Frequently Asked Questions about RTOs

How do regenerative thermal oxidizers work?

Thermal oxidation is an often-used technology to treat industrial air emissions and remove VOCs. The technology is based on thermal combustion which means that the exhaust gases are heated until the ignition temperature is passed (which can be as high as 1100 °C) and the pollutants are ‘burned’. Under influence of the temperature, the VOCs are destroyed and decompose to CO2 and water. This often requires a considerable amount of natural gas. 

Regenerative systems differ from the standard non-regenerative thermal oxidation by using ceramic beds which transfer the heat of the purified gases to preheat the polluted flow. Due to this heat recuperation, less natural gas is needed to heat the polluted gas flow.


When are thermal oxidizers used?

Thermal oxidizers can be used for a wide variety of flow rates and concentrations. However, they are most efficient in high concentration ranges and are especially useful when they can run autothermal. To purify air emissions with low VOC concentrations, a high amount of natural gas is needed which is not logical from both an economic and environmental perspective. Furthermore, thermal oxidizers tend to be used more to treat continuous flows as discontinuous operation regimes would mean that the thermal oxidizer has to be put on and off too frequently or natural gas is needed to keep the system running.


How does activated carbon compare to thermal oxidation?

Both activated carbon and thermal oxidation are often used technologies in air purification. Thermal oxidation tends to be used more for high concentrations and continuous emissions as this reduces gas consumption. Oxidizers are especially interesting when they can run autothermal. We do however often see situations in which thermal oxidation is chosen as the go-to technology without considering whether this is both economically and environmentally the best solution. But we feel this choice is worth questioning depending on the production setup.

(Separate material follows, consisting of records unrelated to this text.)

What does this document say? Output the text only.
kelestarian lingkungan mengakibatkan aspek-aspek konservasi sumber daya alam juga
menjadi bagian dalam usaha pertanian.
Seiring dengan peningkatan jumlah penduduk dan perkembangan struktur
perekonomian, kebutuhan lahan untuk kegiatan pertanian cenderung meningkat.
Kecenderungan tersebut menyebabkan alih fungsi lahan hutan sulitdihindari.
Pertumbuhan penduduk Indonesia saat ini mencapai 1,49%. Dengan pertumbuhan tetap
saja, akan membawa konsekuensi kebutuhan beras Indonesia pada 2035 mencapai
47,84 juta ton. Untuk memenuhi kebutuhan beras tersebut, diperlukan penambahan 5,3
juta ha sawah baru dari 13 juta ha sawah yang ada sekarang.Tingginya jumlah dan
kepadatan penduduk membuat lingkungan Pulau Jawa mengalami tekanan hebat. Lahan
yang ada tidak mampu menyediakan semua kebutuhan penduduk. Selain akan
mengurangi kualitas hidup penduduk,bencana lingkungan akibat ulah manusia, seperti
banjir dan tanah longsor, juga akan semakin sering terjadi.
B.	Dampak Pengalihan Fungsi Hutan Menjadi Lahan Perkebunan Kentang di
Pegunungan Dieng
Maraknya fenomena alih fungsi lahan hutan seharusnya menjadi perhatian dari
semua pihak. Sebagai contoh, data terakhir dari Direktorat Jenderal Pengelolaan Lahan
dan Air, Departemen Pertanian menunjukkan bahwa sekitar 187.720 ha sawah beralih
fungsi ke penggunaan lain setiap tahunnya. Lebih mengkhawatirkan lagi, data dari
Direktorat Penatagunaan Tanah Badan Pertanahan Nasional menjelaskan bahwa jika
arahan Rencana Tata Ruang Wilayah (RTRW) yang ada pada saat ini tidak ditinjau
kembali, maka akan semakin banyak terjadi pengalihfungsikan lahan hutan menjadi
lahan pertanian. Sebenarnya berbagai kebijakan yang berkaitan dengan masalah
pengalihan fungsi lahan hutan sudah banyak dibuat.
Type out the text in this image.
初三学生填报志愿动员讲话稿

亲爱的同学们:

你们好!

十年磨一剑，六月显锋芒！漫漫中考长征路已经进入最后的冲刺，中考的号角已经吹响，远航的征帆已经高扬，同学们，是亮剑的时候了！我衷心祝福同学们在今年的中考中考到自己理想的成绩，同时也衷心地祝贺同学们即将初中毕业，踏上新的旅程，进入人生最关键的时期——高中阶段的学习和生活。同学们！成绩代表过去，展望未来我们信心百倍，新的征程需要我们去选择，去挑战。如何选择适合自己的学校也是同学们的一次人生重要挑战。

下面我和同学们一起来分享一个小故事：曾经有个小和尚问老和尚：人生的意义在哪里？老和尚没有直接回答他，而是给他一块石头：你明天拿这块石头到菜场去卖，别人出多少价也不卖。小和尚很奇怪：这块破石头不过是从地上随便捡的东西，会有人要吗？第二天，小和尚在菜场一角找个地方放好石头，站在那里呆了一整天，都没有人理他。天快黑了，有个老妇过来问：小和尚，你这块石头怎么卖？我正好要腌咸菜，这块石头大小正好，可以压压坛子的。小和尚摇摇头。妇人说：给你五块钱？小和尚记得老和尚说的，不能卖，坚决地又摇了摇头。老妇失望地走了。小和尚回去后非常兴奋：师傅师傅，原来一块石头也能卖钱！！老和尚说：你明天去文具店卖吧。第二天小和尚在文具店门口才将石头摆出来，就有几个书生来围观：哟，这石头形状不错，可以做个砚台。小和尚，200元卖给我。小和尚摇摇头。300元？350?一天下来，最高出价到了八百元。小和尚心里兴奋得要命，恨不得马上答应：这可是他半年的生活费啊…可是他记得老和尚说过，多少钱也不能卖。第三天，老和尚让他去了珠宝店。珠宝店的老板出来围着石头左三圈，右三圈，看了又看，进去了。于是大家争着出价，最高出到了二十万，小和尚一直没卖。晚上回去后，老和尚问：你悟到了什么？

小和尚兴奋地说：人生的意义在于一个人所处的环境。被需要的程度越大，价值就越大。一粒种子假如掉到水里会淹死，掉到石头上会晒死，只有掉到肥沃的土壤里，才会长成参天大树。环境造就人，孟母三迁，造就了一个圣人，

Typically, activated carbon is less used in continuous processes with high concentrations as the carbon consumption can become too high. Activated carbon is ideally suited to remove organic pollutants in lower concentrations ranges and/or during discontinuous operations. When there is no pollution, there is simply no consumption. In such a scenario, it makes perfect sense to evaluate activated carbon as opposed to thermal oxidation. There are however also situations in which activated carbon is used in combination with or as a temporary alternative to an RTO, as answered in the questions below.


What happens when an RTO needs maintenance?

During maintenance, the RTO cannot be used. As a result, there is no air purification system to remove the VOC emissions. Some companies are allowed to keep their production running even if there is no VOC removal system. However, other companies are obliged to shut down their production if they do not have an alternative solution to treat their air emissions. For large chemical or pharmaceutical companies, the cost of a production shutdown can be very expensive. In this situation, it can be beneficial to install a temporary solution to remove the VOCs so production can be kept running. Mobile activated carbon filtration is the ideal fit as a bridging solution during maintenance. For more information on how this is implemented in practice, read the following case study: Removing MCB from air emissions during RTO maintenance 


4 useful applications where activated carbon is used in combination with thermal oxidizers

There are several situations in which it is useful to have an alternative air purification system aside from the thermal oxidiser already on site. Activated carbon can be used as an additional treatment step or backup system in the following applications:

  • As a temporary bridging solution
    • During maintenance
    • Bridging solution for the start-up phase or during the lead-time of an installation

As explained in the previous question, a mobile activated carbon filter can be ideal as a temporary VOC purification system. Production on-site can continue as usual and no shutdown is required. In such situations, the mobile activated carbon filters are often taken up into the business maintenance plan of the plant and ordered well in advance. Once the maintenance is done, the filters are simply taken back.

  • As an emergency system after a calamity

When an unexpected shutdown or even a calamity of an RTO takes place, an emergency solution is needed to avoid a production stop. It can however be very challenging to find an effective air treatment system on short notice. As DESOTEC has a fleet of mobile filters, there are always filters available for emergencies. DESOTEC has already helped multiple customers throughout Europe in such an emergency. The activated carbon filters simply remain on-site to remove VOC emissions as long as needed.

  • As permanent backup
    • For (unexpected) shutdowns, malfunctions, …
    • During exceedance of 25% of LEL levels

Some companies take a more proactive approach towards maintenance and calamities by installing a permanent backup system so VOC emissions can be purified at all times. This gives them the additional flexibility to also bypass the RTO when the VOC concentrations exceed 25% of the LEL levels which is a safety hazard for thermal oxidizers and use the activated carbon filter instead. Even when unexpected shutdowns do take place, the backup system is already in place and can simply take over VOC removal.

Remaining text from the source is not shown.